VPN with authentication/encryption with separate tap interface for each client

Posted on

VPN with authentication/encryption with separate tap interface for each client – Managing your servers can streamline the performance of your team by allowing them to complete complex tasks faster. Plus, it can enable them to detect problems early on before they get out of hand and compromise your business. As a result, the risk of experiencing operational setbacks is drastically lower.

But the only way to make the most of your server management is to perform it correctly. And to help you do so, this article will share nine tips on improving your server management and fix some problem about linux, networking, vpn, tap, .

is there any VPN program that handles client authentication, data encryption and ends in a tap interface for every authenticated client?

I need 1 shared UDP port (VPN service port) to which clients are connecting with VPN protocol and and I need that every authenticated client ends up in its own tap interface.. this allows me to set up firewall, routing, different dhcp server, … for every client connected to VPN concentrator separately.

OpenVPN is not an option because I don’t know to setup 1 external port -> separate tap interfaces. I don’t want to do routing or whatever filtering in the VPN daemon, this is kernel’s job.

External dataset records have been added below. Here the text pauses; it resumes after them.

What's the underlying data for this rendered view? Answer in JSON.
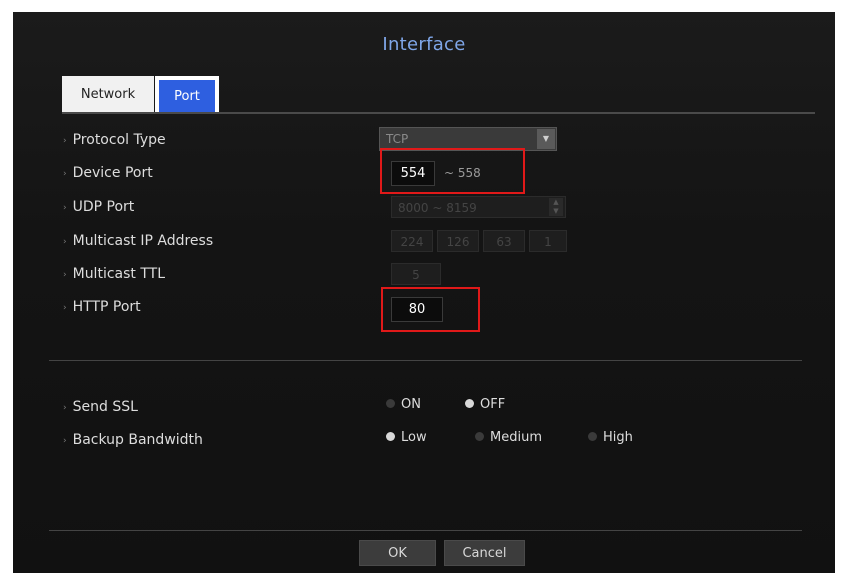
{
  "dialog": {
    "title": "Interface"
  },
  "tabs": [
    {
      "label": "Network"
    },
    {
      "label": "Port"
    }
  ],
  "protocol_type": {
    "label": "Protocol Type",
    "value": "TCP"
  },
  "device_port": {
    "label": "Device Port",
    "value": "554",
    "range_suffix": "~ 558"
  },
  "udp_port": {
    "label": "UDP Port",
    "value": "8000 ~ 8159"
  },
  "multicast_ip": {
    "label": "Multicast IP Address",
    "octets": [
      "224",
      "126",
      "63",
      "1"
    ]
  },
  "multicast_ttl": {
    "label": "Multicast TTL",
    "value": "5"
  },
  "http_port": {
    "label": "HTTP Port",
    "value": "80"
  },
  "send_ssl": {
    "label": "Send SSL",
    "options": [
      "ON",
      "OFF"
    ],
    "selected": "OFF"
  },
  "backup_bandwidth": {
    "label": "Backup Bandwidth",
    "options": [
      "Low",
      "Medium",
      "High"
    ],
    "selected": "Low"
  },
  "buttons": {
    "ok": "OK",
    "cancel": "Cancel"
  },
  "colors": {
    "title": "#7fa6e8",
    "tab_active": "#2e5fe0",
    "highlight": "#e01919"
  }
}
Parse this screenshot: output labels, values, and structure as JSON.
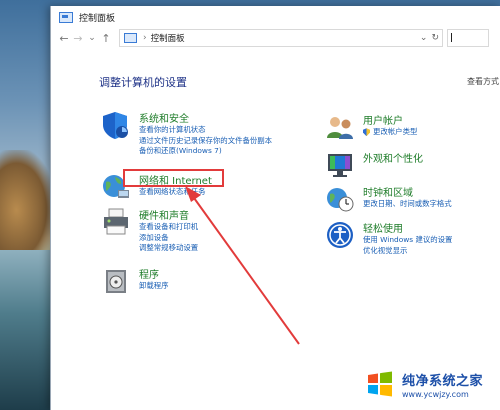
{
  "window": {
    "title": "控制面板"
  },
  "nav": {
    "back": "←",
    "forward": "→",
    "recent": "⌄",
    "up": "↑"
  },
  "address": {
    "separator": "›",
    "path": "控制面板",
    "dropdown": "⌄",
    "refresh": "↻"
  },
  "main": {
    "heading": "调整计算机的设置",
    "view_by": "查看方式"
  },
  "categories_left": [
    {
      "id": "system-security",
      "title": "系统和安全",
      "links": [
        "查看你的计算机状态",
        "通过文件历史记录保存你的文件备份副本",
        "备份和还原(Windows 7)"
      ]
    },
    {
      "id": "network-internet",
      "title": "网络和 Internet",
      "links": [
        "查看网络状态和任务"
      ]
    },
    {
      "id": "hardware-sound",
      "title": "硬件和声音",
      "links": [
        "查看设备和打印机",
        "添加设备",
        "调整常规移动设置"
      ]
    },
    {
      "id": "programs",
      "title": "程序",
      "links": [
        "卸载程序"
      ]
    }
  ],
  "categories_right": [
    {
      "id": "user-accounts",
      "title": "用户帐户",
      "links": [
        "更改帐户类型"
      ]
    },
    {
      "id": "appearance",
      "title": "外观和个性化",
      "links": []
    },
    {
      "id": "clock-region",
      "title": "时钟和区域",
      "links": [
        "更改日期、时间或数字格式"
      ]
    },
    {
      "id": "ease-of-access",
      "title": "轻松使用",
      "links": [
        "使用 Windows 建议的设置",
        "优化视觉显示"
      ]
    }
  ],
  "watermark": {
    "name": "纯净系统之家",
    "url": "www.ycwjzy.com"
  },
  "colors": {
    "category_title": "#1f7d2a",
    "link": "#1a5fb4",
    "heading": "#1e3287",
    "annotation": "#e23b3b"
  }
}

If it doesn’t exist I’m going to write my own app (will be GPL or so, of course).

Thank you!

Solution :

Check into OpenVPN’s learn-address setting, you can run a script that sets up a custom table for each client, then in your FORWARD table add a rule that jumps to that custom table based on the client’s source address (with a final default deny for all forwarding). That’s how I handle it here, each client has a file that contains one CIDR entry per line, that becomes their custom table and defines what networks/hosts they are able to access via the VPN (if you need to filter on protocols/ports rather than simply networks/hosts, just do a bit more scripting).

OpenVPN is not an option because you don’t know how to use it? You have told us what your requirements are. Leave it up to the answers what turns out to be an option or not.

First point: You can use iptables CONNMARK and MARK targets for marking everything from a certain client. This can be used for firewalling and routing. I doubt that you need several DHCP servers as you can set each clients configuration based on its L2 address.

If you really need one interface per DHCP instance this should be possible with virtual interfaces: Enslave veth0 to the VPN-tap bridge and bind the DHCP server to veth1 or similar. The separation of the bridged VPN clients can be done by ebtables.

It’s hard to believe that anyone could seriously consider writing a VPN software because he wants to use only one UDP port (why?). Even this could easily be realized by NAT. You just have to be able to associate client configurations to source addresses. And even with completely dynamic client IP addresses this could be enforced by creating a non-encrypted IP tunnel first.

Leave a Reply

Your email address will not be published.